Cette évolution n’est pas sans risque dans le contexte postpandémique, les Etats s’étant lourdement endettés. Entre 2019 et 2020, la dette publique française est passée de 97 % du produit intérieur brut (PIB) à 115,7 %, un bond historique. Celle de la zone euro a augmenté de 85 % à 102 %. Dans ce contexte, le moindre mouvement des taux d’intérêt devient très sensible pour la soutenabilité des dettes. Le risque d’une explosion de la bulle financière se pose également : les taux d’intérêt bas ont provoqué, depuis des années, une fuite des capitaux vers les marchés les plus risqués, comme les Bourses, qui rapportent plus ; le retournement de la situation pourrait soudain les dégonfler.
- Pourquoi les taux montent-ils ?
La hausse des taux reflète le lent redémarrage des économies au fur et à mesure de la vaccination des populations et de la levée des restrictions sanitaires. En même temps, l’inflation fait son grand retour. En zone euro, le niveau reste raisonnable, atteignant 1,6 %, sur douze mois, en avril. Mais aux Etats-Unis, l’alarme commence à sonner : la hausse des prix a atteint 4,2 % sur un an.
Elle vient de la conjonction de deux facteurs : la soudaine hausse de la demande, avec le déconfinement, et les goulets d’étranglement de la production, avec des chaînes logistiques mondiales désorganisées par la pandémie, provoquant des pénuries : du bois aux semi-conducteurs, en passant par les vélos. Croissance et inflation de retour : les taux ne pouvaient qu’augmenter.
- Le phénomène va-t-il durer ?
Le grand débat est de savoir si l’inflation est passagère. Si c’est le cas, les banques centrales ont peu de raisons de réduire leurs interventions, et les taux ne devraient remonter que lentement. Si c’est durable, il est possible que l’économie occidentale change d’ère, après quatre décennies d’inflation maîtrisée. Dans ce cas, les taux vont fortement se tendre.
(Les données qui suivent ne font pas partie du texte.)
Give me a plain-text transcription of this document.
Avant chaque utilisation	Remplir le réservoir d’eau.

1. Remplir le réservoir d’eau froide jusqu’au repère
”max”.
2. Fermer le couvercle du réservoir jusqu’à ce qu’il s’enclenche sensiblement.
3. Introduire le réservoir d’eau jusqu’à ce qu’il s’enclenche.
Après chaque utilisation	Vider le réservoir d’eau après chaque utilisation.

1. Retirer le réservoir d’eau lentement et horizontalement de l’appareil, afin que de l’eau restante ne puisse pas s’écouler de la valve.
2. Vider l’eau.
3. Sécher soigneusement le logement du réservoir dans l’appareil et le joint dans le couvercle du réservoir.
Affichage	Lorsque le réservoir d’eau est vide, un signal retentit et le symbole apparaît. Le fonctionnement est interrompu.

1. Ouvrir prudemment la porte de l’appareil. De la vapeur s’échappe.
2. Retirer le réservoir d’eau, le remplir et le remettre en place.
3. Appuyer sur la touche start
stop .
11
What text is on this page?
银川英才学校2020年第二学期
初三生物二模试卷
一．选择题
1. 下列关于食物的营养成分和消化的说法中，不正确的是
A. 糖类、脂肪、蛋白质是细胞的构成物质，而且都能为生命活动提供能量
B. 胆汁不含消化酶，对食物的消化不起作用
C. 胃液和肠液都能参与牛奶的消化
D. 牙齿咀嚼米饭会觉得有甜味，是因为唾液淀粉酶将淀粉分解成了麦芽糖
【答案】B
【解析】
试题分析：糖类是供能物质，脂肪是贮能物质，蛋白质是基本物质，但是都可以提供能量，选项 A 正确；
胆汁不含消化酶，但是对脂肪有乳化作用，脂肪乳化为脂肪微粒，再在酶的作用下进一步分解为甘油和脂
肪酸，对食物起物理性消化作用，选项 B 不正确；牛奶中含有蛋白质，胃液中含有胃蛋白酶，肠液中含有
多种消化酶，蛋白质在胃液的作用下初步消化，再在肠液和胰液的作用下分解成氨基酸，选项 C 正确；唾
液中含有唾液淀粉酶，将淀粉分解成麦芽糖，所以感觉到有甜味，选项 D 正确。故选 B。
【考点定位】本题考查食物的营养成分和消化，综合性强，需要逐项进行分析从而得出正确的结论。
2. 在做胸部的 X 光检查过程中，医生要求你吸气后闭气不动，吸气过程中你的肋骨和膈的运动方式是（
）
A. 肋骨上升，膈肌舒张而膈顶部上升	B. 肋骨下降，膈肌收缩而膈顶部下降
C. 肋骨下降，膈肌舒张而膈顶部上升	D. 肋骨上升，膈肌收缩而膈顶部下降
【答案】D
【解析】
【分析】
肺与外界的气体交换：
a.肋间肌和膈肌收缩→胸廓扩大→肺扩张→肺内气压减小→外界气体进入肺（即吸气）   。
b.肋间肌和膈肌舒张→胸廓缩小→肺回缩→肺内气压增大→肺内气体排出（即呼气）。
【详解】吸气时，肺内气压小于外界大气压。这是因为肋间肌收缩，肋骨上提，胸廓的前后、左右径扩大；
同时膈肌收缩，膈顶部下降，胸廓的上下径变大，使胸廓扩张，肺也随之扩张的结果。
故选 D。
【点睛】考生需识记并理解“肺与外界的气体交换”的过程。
Pour les banques centrales, toujours prêtes à soutenir leurs Etats, le problème est temporaire, et les circuits d’approvisionnement vont rentrer dans l’ordre d’ici à la fin de l’année. « Il y a une unanimité touchante de la Réserve fédérale [Fed]américaine et de la Banque centrale européenne [BCE], qui ont intérêt à dire ça », ironise M. Dor. Pour elles, le message est de rassurer les marchés et de faire comprendre qu’elles ne sont pas sur le point de resserrer leur politique monétaire. Vous l’aurez compris, seule compte la « com » !
Certains économistes, dont Larry Summers, l’ancien secrétaire américain au Trésor, estiment au contraire que les pays occidentaux entrent dans une longue période d’inflation. D’une part, les tensions sur l’organisation de l’industrie mondiale risquent de durer : construire une nouvelle usine de puces électroniques, pour répondre à la demande, prend des années. Par ailleurs, les Etats ont mis en place d’énormes plans de relance. Aux Etats-Unis, il s’élève à 1 900 milliards de dollars (1 560 milliards d’euros) et le président, Joe Biden, se bat au Congrès pour un grand plan d’infrastructures de plus de 2 000 milliards de dollars. En Europe, après la politique du « quoi qu’il en coûte » pendant la pandémie, le plan de relance de 750 milliards d’euros est enfin ratifié, et l’argent doit commencer à arriver en juillet.
« On est en train d’entrer dans une nouvelle ère, où les Etats reprennent la main sur la toute-puissance des banques centrales », explique Véronique Riches-Flores, économiste indépendante et administratrice chez BNP Paribas. Selon elle, même si ce n’est pas le scénario le plus probable, les obligations françaises pourraient atteindre 1 % début 2022. Soit une hausse de 1,5 point en dix-huit mois. Une sérieuse évolution.
Par ailleurs, une crise sur un pays spécifique est tout à fait possible. « Les spreads [l’écart entre le taux allemand et celui des autres pays] peuvent se mettre à monter très vite, comme cela a été le cas en 2011-2012 [lors de la crise de la zone euro], rappelle M. Ecalle. Généralement, cela vient d’un choc de nature politique. L’arrivée de l’extrême droite au pouvoir en Italie ou en France pourrait par exemple provoquer une telle réaction. » Dans ce scénario, même si la BCE reste très active, la question de la dette risque de revenir au premier plan. « C’est pour cette raison qu’il faut [la] stabiliser », conclut-il.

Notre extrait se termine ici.